The subtext to the narrator's story seems straightforward enough. He's an impulsive young man who aspires to attain "the power over life and death" with a discarded shotgun he has surreptitiously repaired (his father has forbidden him from using his own) and a couple of cartridges he obtained by trading a fountain pen at school. As he concedes, his aim is sadly lacking, his failure to take down a gull flying overhead foreshadowing his more critical ineptitude in venturing deeper into the wilderness. But even before then, one of the sequence's most striking images is a wide shot in which the protagonist is seen to wander ever further into a landscape that increasingly dwarfs him, a sure sign that he is out of his depth. As he leaves, his biggest fear is that he might be spotted by one of his parents, making the eventual ambush from the beast feel like the retribution of parental authority as much as that of a vengeful natural world, the gun he incompetently wields representing a violation against his actual mother and Mother Nature alike. In his case, he encounters trouble because he goes looking for it; to remain at the farmhouse, under the guidance of his parents, is to remain in safety. The surrounding landscape conceals a barrage of dangers that are both beyond his comprehension and his ability to master. It is both a matter of man being put in his place by a nature far greater than himself, and an impetuous youngster getting his first real taste of the tribulations of coming of age.
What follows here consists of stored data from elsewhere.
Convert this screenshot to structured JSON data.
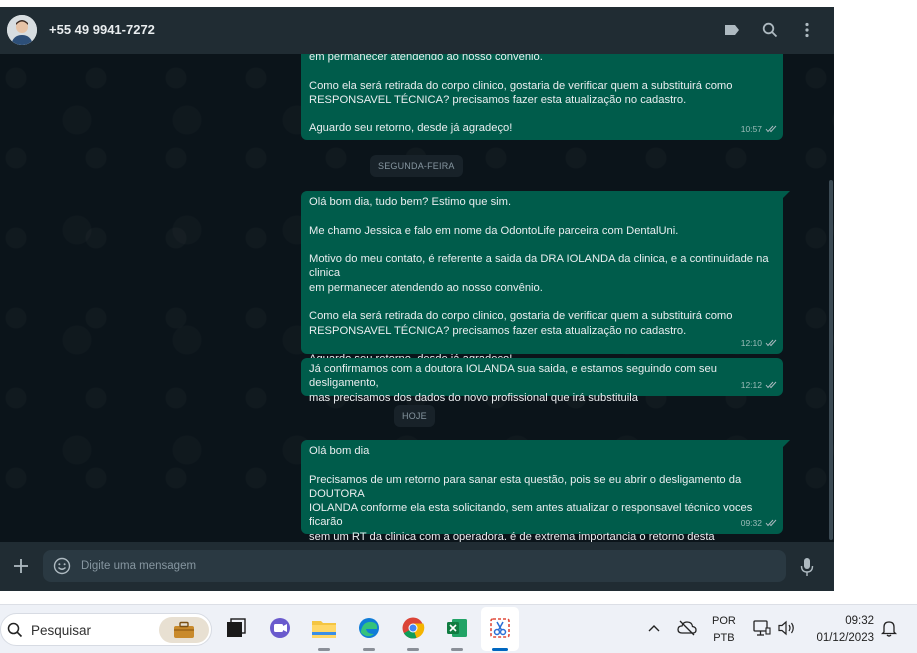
{
  "chat": {
    "contact_name": "+55 49 9941-7272",
    "header_icons": [
      "label-icon",
      "search-icon",
      "more-vert-icon"
    ],
    "dates": {
      "monday": "SEGUNDA-FEIRA",
      "today": "HOJE"
    },
    "messages": [
      {
        "text": "em permanecer atendendo ao nosso convênio.\n\nComo ela será retirada do corpo clinico, gostaria de verificar quem a substituirá como\nRESPONSAVEL TÉCNICA? precisamos fazer esta atualização no cadastro.\n\nAguardo seu retorno, desde já agradeço!",
        "time": "10:57"
      },
      {
        "text": "Olá bom dia, tudo bem? Estimo que sim.\n\nMe chamo Jessica e falo em nome da OdontoLife parceira com DentalUni.\n\nMotivo do meu contato, é referente a saida da DRA IOLANDA da clinica, e a continuidade na clinica\nem permanecer atendendo ao nosso convênio.\n\nComo ela será retirada do corpo clinico, gostaria de verificar quem a substituirá como\nRESPONSAVEL TÉCNICA? precisamos fazer esta atualização no cadastro.\n\nAguardo seu retorno, desde já agradeço!",
        "time": "12:10"
      },
      {
        "text": "Já confirmamos com a doutora IOLANDA sua saida, e estamos seguindo com seu desligamento,\nmas precisamos dos dados do novo profissional que irá substituila",
        "time": "12:12"
      },
      {
        "text": "Olá bom dia\n\nPrecisamos de um retorno para sanar esta questão, pois se eu abrir o desligamento da DOUTORA\nIOLANDA conforme ela esta solicitando, sem antes atualizar o responsavel técnico voces ficarão\nsem um RT da clinica com a operadora. é de extrema importancia o retorno desta mensagem, por\ngentileza.",
        "time": "09:32"
      }
    ],
    "composer": {
      "placeholder": "Digite uma mensagem"
    }
  },
  "taskbar": {
    "search_label": "Pesquisar",
    "apps": [
      "briefcase-icon",
      "task-view-icon",
      "teams-icon",
      "file-explorer-icon",
      "edge-icon",
      "chrome-icon",
      "excel-icon",
      "snipping-tool-icon"
    ],
    "lang_line1": "POR",
    "lang_line2": "PTB",
    "time": "09:32",
    "date": "01/12/2023"
  },
  "colors": {
    "bubble_out": "#005c4b",
    "chat_bg": "#0b141a",
    "header_bg": "#202c33"
  }
}
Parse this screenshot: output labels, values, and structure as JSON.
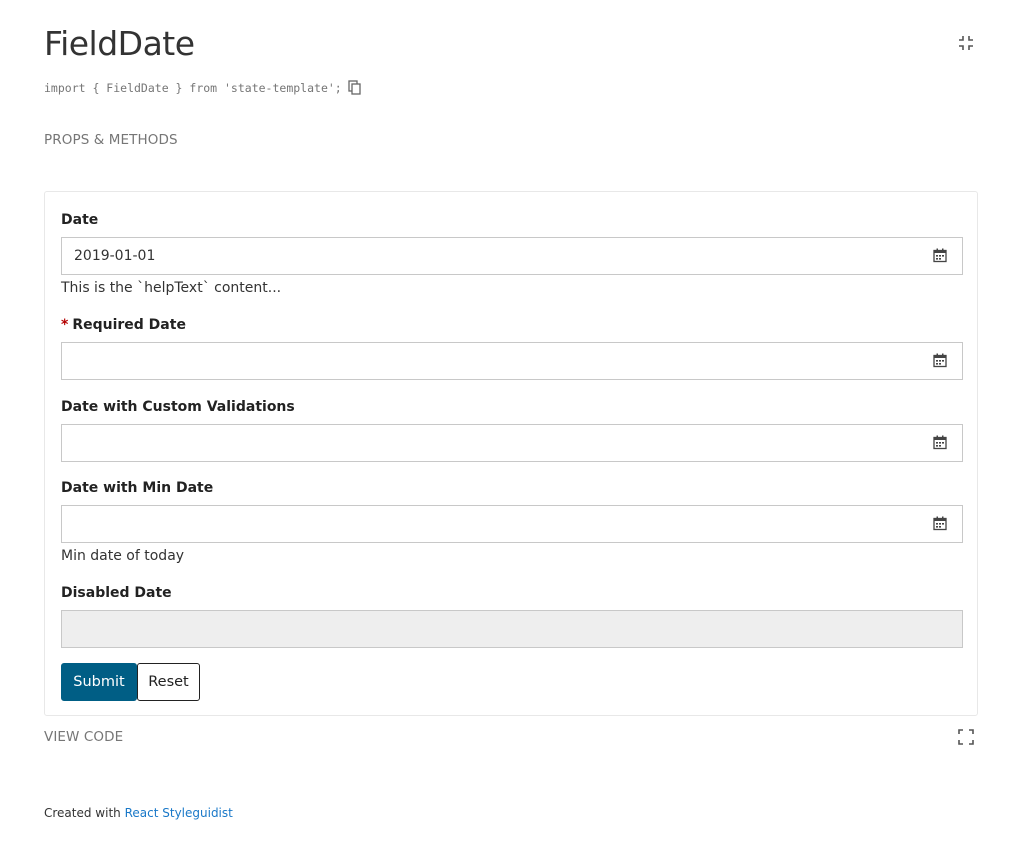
{
  "header": {
    "title": "FieldDate",
    "import_statement": "import { FieldDate } from 'state-template';",
    "collapse_icon": "collapse-icon",
    "copy_icon": "copy-icon"
  },
  "sections": {
    "props_methods": "PROPS & METHODS",
    "view_code": "VIEW CODE",
    "expand_icon": "expand-icon"
  },
  "form": {
    "fields": [
      {
        "label": "Date",
        "value": "2019-01-01",
        "required": false,
        "disabled": false,
        "help_text": "This is the `helpText` content..."
      },
      {
        "label": "Required Date",
        "value": "",
        "required": true,
        "required_marker": "*",
        "disabled": false
      },
      {
        "label": "Date with Custom Validations",
        "value": "",
        "required": false,
        "disabled": false
      },
      {
        "label": "Date with Min Date",
        "value": "",
        "required": false,
        "disabled": false,
        "help_text": "Min date of today"
      },
      {
        "label": "Disabled Date",
        "value": "",
        "required": false,
        "disabled": true
      }
    ],
    "submit_label": "Submit",
    "reset_label": "Reset"
  },
  "footer": {
    "prefix": "Created with",
    "link_text": "React Styleguidist"
  },
  "colors": {
    "primary_button": "#005e85",
    "link": "#1978c8",
    "required_star": "#b40000",
    "disabled_bg": "#eeeeee"
  }
}
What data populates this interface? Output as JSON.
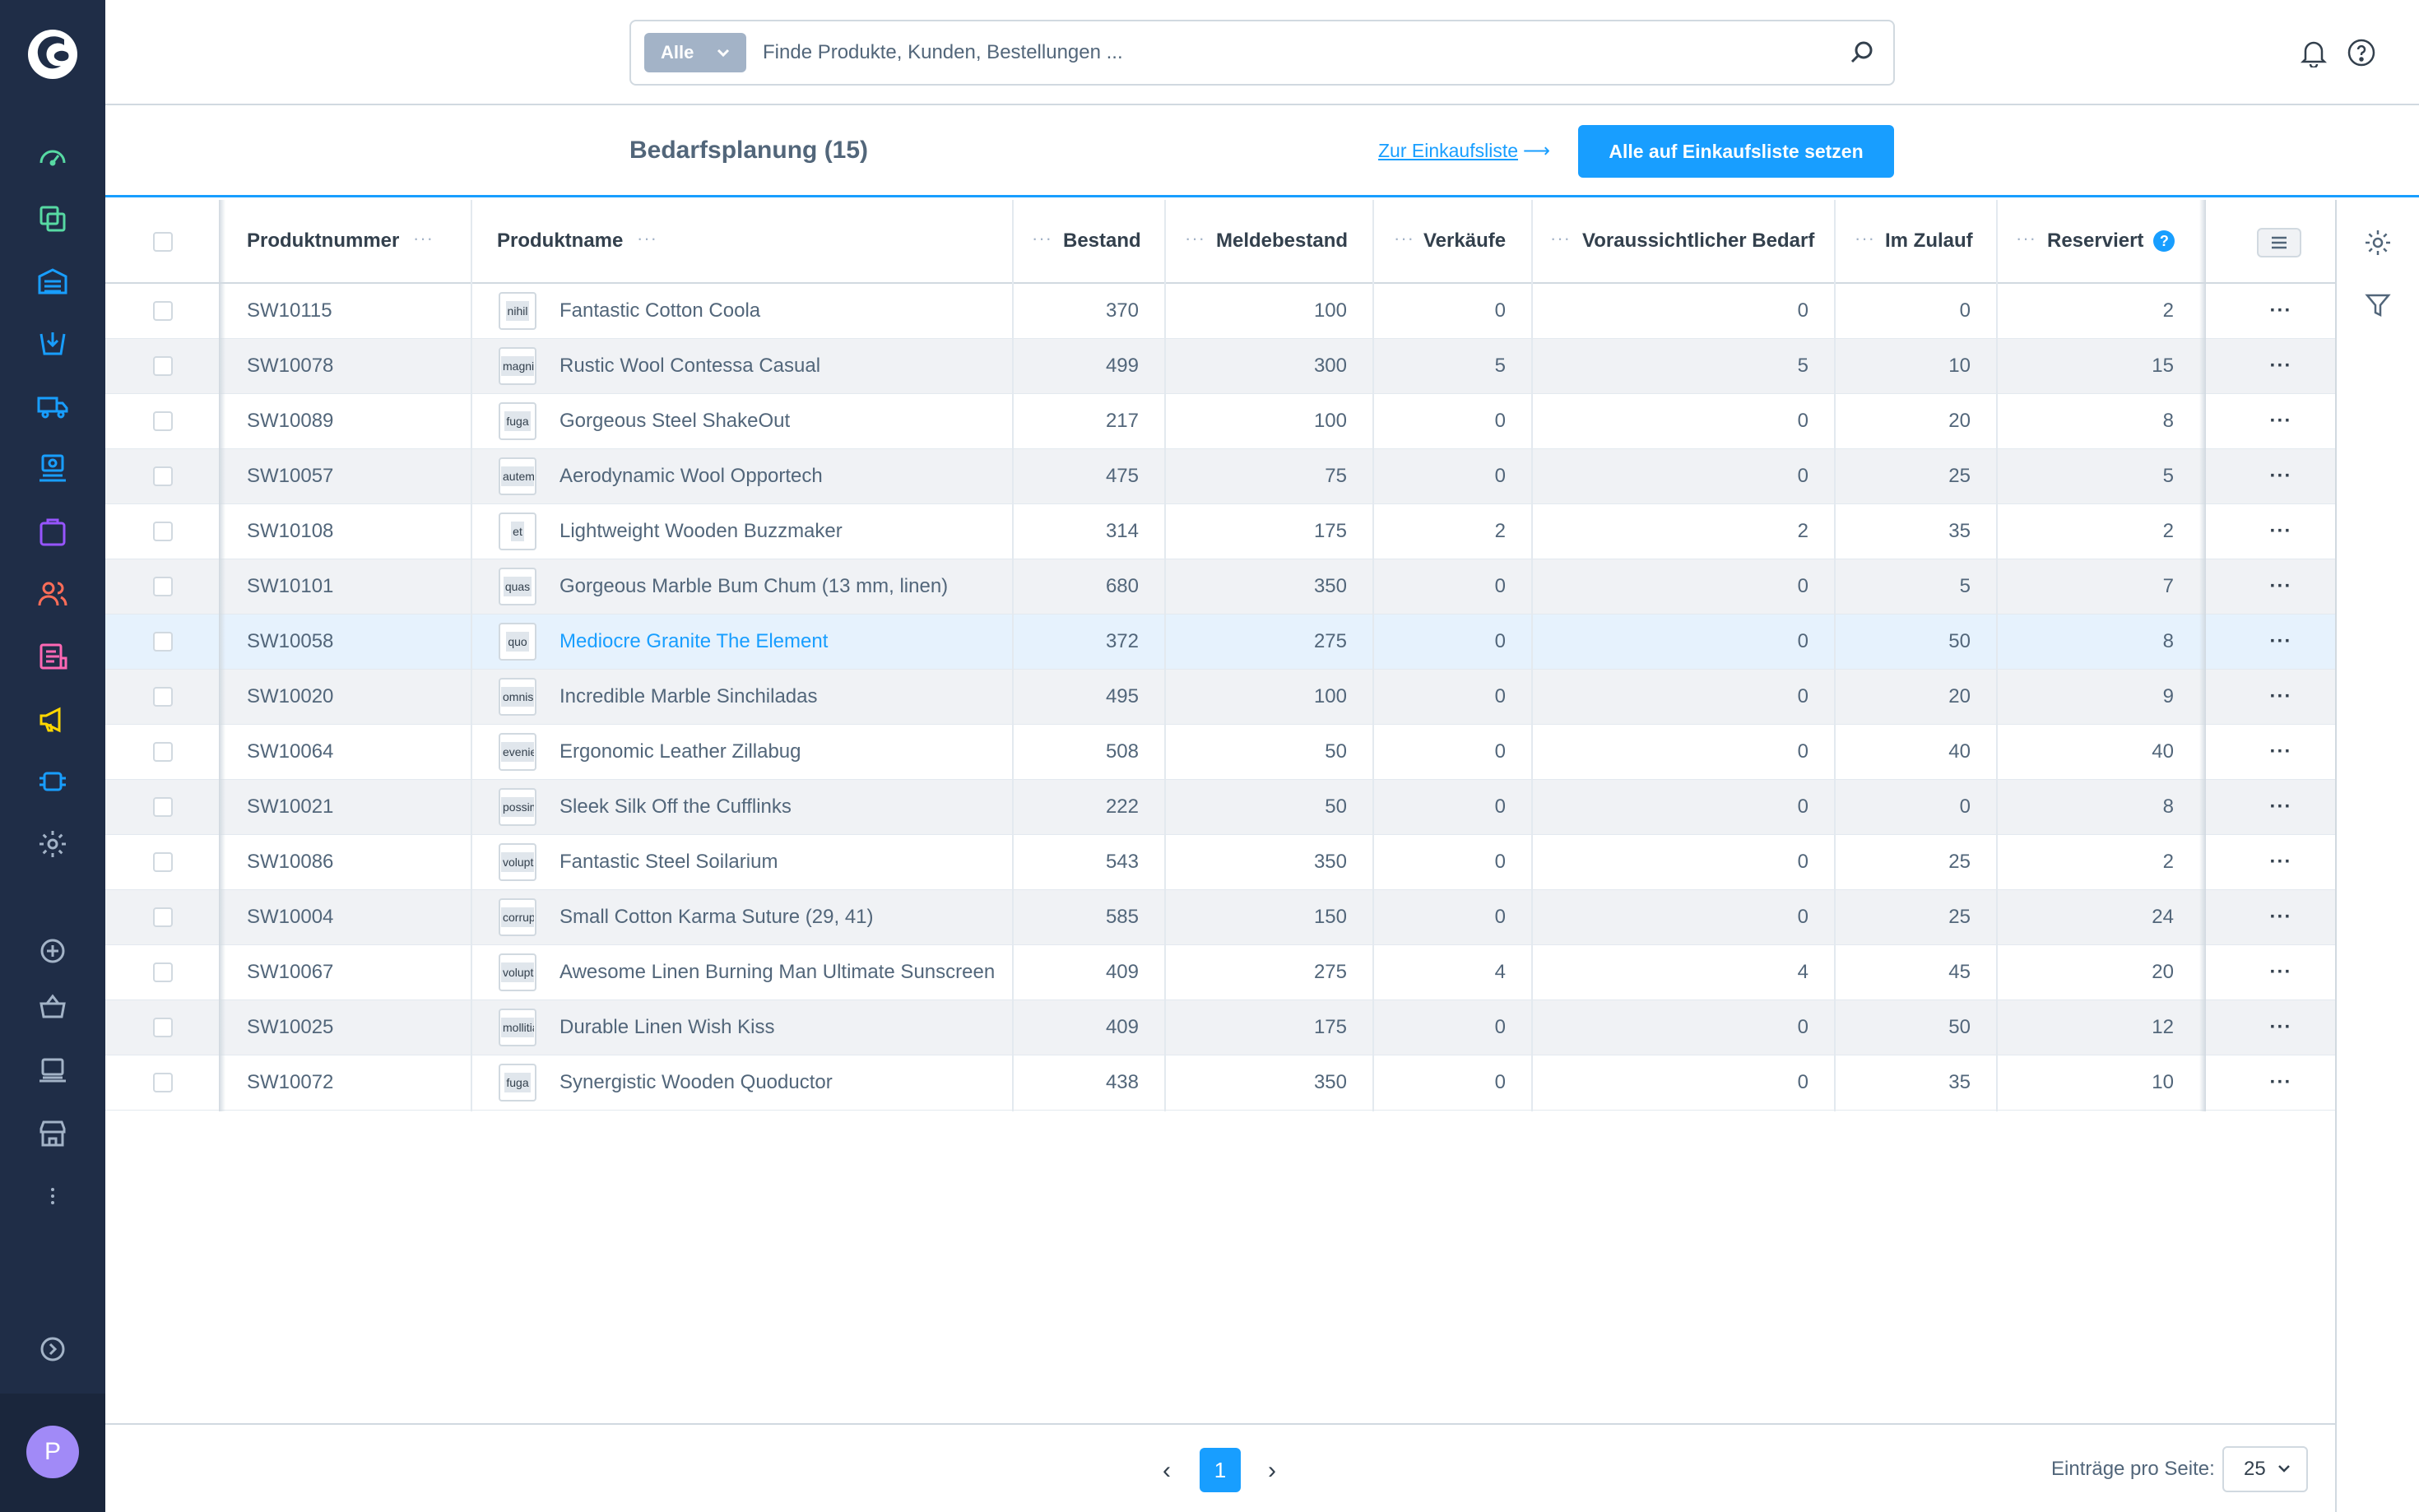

Jenny's story is more of a puzzle. It is also framed as a matter of youthful naivety losing out to the innate hostility of the world, with the narrator's explicit mention of the couple's callowness as the factor that makes them most vulnerable, and is built primarily around the tension between their expectations of idyllic rural living versus the grimmer reality. They try their hand at raising chickens, to achieve Bill's vision of a "proper farmhouse" breakfast of fresh eggs every morning, something that ends in disaster when Jenny returns home one day to find that a predator has paid a sneaky visit to the coop. Even before this unfortunate occurrence, Jenny is ill at ease with the artefacts of the violence that once characterised everyday life upon the farm, harbouring a special wariness of the piggery that was built 200 years ago, complete with a stone gully for draining the blood of the animals as they were slaughtered. It seems significant that the build-up to the second confrontation with the beast consists of the kinds of mishaps and challenges you might expect to face on the most unexceptional of farms, as opposed to anything too unambiguously strange - unidentified noises in the darkness (any noise can sound unnerving if you don't know where it's coming from), unexplained cracks in the window panes (birds sometimes fly into them), the cat showing up with the tips of its ears chewed off (which, as Bill points out, could have been caused by a run-in with a feral cat), the massacre at the chicken coop (possibly the work of a fox, although the delivery man who first stumbles across the aftermath has his doubts). The strongest evidence that anything uncanny is afoot come via the terrifying scratch marks that Jenny finds upon the outhouse door and the enlarged footprint located in the soil. Bill, who is undeterred in pursuing his rose-tinted dreams of pastoral living, farmhouse breakfast and all, always insists on the rational explanation, but for Jenny they add up to a bigger picture of the land and its inhospitable character, with its capacity to punish as much as provide.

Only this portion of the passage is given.